Глава 7

Старая часть Кадиса стоит на отвесной скале, гавань его открывается к западному морю. Здесь много строений, оставшихся от древних времен. Некоторые, говорят, были возведены ещё финикийцами, другие — римлянами или вестготами.

Приостановившись на темной улице, я поплотнее завернулся в плащ — с моря дуль сырой ветер. Селим рассказал мне о гостинице на скале над морем — «Гостинице Белой Лошади».

Это место было хорошо известно людям, плавающим по морям, я мог узнать там какие-нибудь новости о своем отце, — и пошел туда, хотя во мне не угасало стремление исчезнуть, убраться подальше от Кадиса. Что, если кто-нибудь из рабов, празднуя освобождение, разболтает слишком многое?

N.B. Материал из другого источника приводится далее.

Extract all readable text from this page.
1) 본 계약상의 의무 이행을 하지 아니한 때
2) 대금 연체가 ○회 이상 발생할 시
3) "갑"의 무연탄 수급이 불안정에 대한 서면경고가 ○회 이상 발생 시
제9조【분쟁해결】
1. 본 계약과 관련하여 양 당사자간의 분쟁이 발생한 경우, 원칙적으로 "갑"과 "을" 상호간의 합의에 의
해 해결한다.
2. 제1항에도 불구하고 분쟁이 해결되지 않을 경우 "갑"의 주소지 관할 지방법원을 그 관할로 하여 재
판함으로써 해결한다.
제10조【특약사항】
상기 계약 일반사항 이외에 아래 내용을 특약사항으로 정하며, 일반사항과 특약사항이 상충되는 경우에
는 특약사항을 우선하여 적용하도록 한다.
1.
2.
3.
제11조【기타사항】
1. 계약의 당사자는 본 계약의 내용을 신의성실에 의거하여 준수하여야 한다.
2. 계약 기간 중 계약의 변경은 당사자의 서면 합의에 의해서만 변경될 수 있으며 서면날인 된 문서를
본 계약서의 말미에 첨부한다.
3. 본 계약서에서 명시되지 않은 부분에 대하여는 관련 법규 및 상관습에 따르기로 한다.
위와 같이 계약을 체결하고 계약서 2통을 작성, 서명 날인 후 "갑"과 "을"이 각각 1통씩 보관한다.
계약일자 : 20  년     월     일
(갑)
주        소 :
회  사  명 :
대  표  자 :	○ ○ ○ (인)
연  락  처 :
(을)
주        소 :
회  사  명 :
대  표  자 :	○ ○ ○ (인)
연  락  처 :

Общий зал таверны, темный, придавленный к полу низкими стропилами, был полон людьми из разных портов: из Александрии, Венеции, Алеппо, Константинополя…

Столы были длинные, со скамьями вдоль них. Я нашел свободное место и заказал тунца, зажаренного в оливковом масле, каравай хлеба и бутылку вина.

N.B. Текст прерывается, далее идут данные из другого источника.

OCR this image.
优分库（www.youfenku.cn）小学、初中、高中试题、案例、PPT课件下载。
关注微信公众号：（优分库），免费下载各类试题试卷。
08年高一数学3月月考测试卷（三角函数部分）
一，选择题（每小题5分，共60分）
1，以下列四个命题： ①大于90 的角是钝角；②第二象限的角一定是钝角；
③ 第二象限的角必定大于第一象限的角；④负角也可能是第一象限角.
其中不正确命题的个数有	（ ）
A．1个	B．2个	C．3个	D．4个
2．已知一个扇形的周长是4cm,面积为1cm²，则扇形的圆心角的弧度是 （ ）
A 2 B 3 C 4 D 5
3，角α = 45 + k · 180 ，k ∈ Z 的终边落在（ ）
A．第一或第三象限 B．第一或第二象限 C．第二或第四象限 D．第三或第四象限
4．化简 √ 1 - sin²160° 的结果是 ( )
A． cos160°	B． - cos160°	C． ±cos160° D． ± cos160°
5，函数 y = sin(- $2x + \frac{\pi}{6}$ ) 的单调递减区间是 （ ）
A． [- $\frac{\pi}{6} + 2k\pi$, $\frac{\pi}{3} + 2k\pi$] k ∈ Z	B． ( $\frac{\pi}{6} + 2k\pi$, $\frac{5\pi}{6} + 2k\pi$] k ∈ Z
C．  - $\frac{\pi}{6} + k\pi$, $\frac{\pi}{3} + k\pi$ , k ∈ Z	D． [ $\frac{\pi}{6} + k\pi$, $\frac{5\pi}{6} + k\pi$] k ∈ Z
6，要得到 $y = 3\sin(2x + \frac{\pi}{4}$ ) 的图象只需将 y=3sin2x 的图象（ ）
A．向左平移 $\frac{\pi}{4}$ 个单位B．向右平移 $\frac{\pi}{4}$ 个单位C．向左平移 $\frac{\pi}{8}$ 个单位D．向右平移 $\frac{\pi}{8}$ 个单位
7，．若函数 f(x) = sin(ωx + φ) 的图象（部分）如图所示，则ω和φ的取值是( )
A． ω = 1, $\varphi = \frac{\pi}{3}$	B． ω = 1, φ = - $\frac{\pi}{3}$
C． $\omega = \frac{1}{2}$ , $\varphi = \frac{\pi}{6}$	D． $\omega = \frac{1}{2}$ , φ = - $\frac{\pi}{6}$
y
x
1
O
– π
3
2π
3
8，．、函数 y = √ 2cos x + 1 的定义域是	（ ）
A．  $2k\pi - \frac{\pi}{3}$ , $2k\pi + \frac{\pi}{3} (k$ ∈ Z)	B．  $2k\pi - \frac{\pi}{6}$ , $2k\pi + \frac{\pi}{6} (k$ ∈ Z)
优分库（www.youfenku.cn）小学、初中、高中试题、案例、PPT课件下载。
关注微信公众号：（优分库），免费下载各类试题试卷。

Напротив меня, наискосок, сидел худощавый одноглазый моряк со свирепым лицом. Он сидел, уныло понурясь, над пустым стаканом.

— Здесь, на берегу, слишком сухо, — сказал я ему, — наполни свой стакан.

И подтолкнул к нему бутылку.

Он налил, потом, подняв стакан, произнес:

— Йол болсун!

— Твой язык звучит для меня странно.

— Мой народ рожден в степях, далеко отсюда на север и на восток. Эти слова — приветствие, но иногда и тост. Они значат: «Да будет дорога!»

— За это я выпью.

И мы выпили с ним.

— Когда-то давно, — заметил я, — один грек рассказывал мне о степях, о далеких, покрытых травой равнинах, где скачут свирепые воины, и о ещё более далекой стране, которую зовут Катайnote 6

— Он был знающий человек. Далеко ли путь держишь?

— Так далеко, как потребуется.

— Я — Абака-хан, царь среди моего народа. — Он улыбнулся неожиданно весело: — Невелик царь, а все-таки царь!

— А я — Матюрен, — сказал я, — а имя рода моего до поры до времени лучше не говорить…

— Имя человека — это его собственное имя.

— Далеко тебя занесло от дома…

— А-а… — он пожал плечами, заглянул в свой пустой стакан, и я снова налил ему.

— Ты видишь перед собой человека, — сказал он, — который был царем и рабом, воином и моряком, беглецом и спасителем.

— А я пока никем не был, но, думаю, у меня есть ещё завтрашний день.

Кто-то неподалеку повысил голос в пьяном споре:

— Мертв! Я тебе говорю, что Кербушар мертв!

— А я этому не верю! — откликнулся другой.

— И уже никогда не будет второго Кербушара.

— А я никогда не поверю, что он мертв, — упрямо настаивал недоверчивый собеседник.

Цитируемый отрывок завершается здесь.